Referendum adalah bagian penting dari perjanjian perdamaian 2001 yang mengakhiri perang saudara di Bougainville.
Dalam sebuah makalah penelitian Lowy Institute yang berbasis di Australia disebutkan, Canberra didesak untuk mempersiapkan diri setelah referendum. Ini adalah puncak dari proses perdamaian 20 tahun yang mengakhiri konflik di Pasifik yang paling intens sejak Perang Dunia II.
Dalam kajian itu, Lowy Institute mengatakan, warga Bougainville tidak siap untuk kemerdekaan dan sebagian besar warga Bougainville tidak melihat alternatif lain sehingga harus fokus pada bagaimana transisi tersebut akan terjadi dan bagaimana menghindari krisis keamanan serius lainnya.

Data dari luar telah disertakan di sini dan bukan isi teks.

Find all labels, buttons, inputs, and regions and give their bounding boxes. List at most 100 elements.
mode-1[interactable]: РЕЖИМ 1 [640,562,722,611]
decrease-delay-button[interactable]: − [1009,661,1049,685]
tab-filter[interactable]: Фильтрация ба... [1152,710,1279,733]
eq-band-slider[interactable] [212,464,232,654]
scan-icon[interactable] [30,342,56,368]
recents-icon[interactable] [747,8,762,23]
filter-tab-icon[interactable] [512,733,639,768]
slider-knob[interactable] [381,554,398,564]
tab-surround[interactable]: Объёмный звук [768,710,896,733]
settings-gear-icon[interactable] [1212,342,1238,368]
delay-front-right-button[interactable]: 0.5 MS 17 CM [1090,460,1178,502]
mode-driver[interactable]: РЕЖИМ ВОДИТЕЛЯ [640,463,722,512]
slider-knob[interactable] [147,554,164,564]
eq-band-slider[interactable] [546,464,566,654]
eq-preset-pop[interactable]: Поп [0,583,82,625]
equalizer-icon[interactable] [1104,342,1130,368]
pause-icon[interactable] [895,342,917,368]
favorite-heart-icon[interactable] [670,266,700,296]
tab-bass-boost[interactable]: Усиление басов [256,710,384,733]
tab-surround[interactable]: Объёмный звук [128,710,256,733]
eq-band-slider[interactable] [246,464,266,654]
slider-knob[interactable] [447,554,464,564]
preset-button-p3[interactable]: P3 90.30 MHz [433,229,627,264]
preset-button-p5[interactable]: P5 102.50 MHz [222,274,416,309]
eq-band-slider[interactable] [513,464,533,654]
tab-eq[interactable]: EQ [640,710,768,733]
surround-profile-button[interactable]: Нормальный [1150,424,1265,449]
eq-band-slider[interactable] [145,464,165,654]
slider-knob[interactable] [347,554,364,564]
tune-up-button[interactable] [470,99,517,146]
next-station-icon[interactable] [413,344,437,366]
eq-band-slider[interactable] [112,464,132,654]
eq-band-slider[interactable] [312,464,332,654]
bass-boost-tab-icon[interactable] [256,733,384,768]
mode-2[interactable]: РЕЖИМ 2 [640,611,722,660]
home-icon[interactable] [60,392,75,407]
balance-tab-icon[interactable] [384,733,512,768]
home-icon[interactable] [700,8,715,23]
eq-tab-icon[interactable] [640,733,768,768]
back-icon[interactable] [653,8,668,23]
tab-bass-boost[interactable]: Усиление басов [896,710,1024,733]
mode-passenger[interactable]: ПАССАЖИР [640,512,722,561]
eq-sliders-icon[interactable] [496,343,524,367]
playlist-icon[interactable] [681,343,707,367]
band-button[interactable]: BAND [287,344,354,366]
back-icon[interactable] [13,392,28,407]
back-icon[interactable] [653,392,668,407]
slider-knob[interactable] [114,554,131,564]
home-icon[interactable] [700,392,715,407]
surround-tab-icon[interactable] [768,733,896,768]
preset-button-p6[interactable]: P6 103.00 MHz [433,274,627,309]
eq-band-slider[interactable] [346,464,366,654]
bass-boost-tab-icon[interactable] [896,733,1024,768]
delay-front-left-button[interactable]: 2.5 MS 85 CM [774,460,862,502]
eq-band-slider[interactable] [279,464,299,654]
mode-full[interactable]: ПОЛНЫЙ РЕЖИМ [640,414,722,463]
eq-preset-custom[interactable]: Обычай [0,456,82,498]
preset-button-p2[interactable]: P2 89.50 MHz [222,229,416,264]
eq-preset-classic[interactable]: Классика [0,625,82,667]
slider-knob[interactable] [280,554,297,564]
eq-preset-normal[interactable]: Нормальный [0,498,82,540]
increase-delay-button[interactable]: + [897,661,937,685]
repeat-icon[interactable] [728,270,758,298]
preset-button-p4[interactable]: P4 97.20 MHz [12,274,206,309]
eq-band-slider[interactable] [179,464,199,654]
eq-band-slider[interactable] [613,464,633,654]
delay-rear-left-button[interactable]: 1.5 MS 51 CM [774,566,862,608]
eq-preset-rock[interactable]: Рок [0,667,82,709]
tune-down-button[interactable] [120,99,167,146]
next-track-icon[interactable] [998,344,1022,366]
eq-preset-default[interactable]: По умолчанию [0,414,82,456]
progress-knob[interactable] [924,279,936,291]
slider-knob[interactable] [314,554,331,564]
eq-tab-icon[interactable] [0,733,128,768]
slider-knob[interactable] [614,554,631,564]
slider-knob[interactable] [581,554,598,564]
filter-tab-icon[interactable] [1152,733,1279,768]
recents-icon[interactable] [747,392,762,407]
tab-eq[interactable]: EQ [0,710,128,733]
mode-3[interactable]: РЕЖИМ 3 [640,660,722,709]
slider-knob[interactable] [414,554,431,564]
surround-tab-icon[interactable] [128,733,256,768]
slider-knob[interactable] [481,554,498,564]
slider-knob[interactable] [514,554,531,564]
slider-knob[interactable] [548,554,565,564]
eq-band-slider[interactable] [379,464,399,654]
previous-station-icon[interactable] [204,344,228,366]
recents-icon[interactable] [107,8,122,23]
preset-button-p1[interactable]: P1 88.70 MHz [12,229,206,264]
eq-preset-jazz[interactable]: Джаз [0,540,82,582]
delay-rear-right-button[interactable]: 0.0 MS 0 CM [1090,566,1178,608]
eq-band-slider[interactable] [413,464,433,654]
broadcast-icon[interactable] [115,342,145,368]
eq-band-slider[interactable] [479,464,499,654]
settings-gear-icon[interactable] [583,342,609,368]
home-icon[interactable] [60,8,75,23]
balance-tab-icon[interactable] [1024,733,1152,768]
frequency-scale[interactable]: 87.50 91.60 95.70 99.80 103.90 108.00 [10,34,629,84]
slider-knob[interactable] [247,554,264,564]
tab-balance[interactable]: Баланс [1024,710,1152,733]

Referendum adalah bagian penting dari perjanjian perdamaian 2001 yang mengakhiri perang saudara di Bougainville di mana setidaknya 20.000 orang tewas akibat perang saudara. Perang di Bougainville pada 1988-1998 dipicu oleh konflik atas pendapatan dari tambang tembaga terbesar di Panguna, Bougainville, yang sekarang ditutup. Tambang ini merupakan penghasil ekspor terbesar, yakni 40 persen ekspor Papua Niugini.
Namun, banyak warga Bougainville merasa mereka tidak mendapat manfaat dari tambang tembaga itu. Mereka hanya merasakan dampak polusi tambang dan merasa eksplorasi tambang mengganggu cara hidup tradisional mereka. Tambang ini diperkirakan masih memiliki lebih dari 5 juta ton tembaga dan 19 juta ons emas senilai miliaran dollar AS.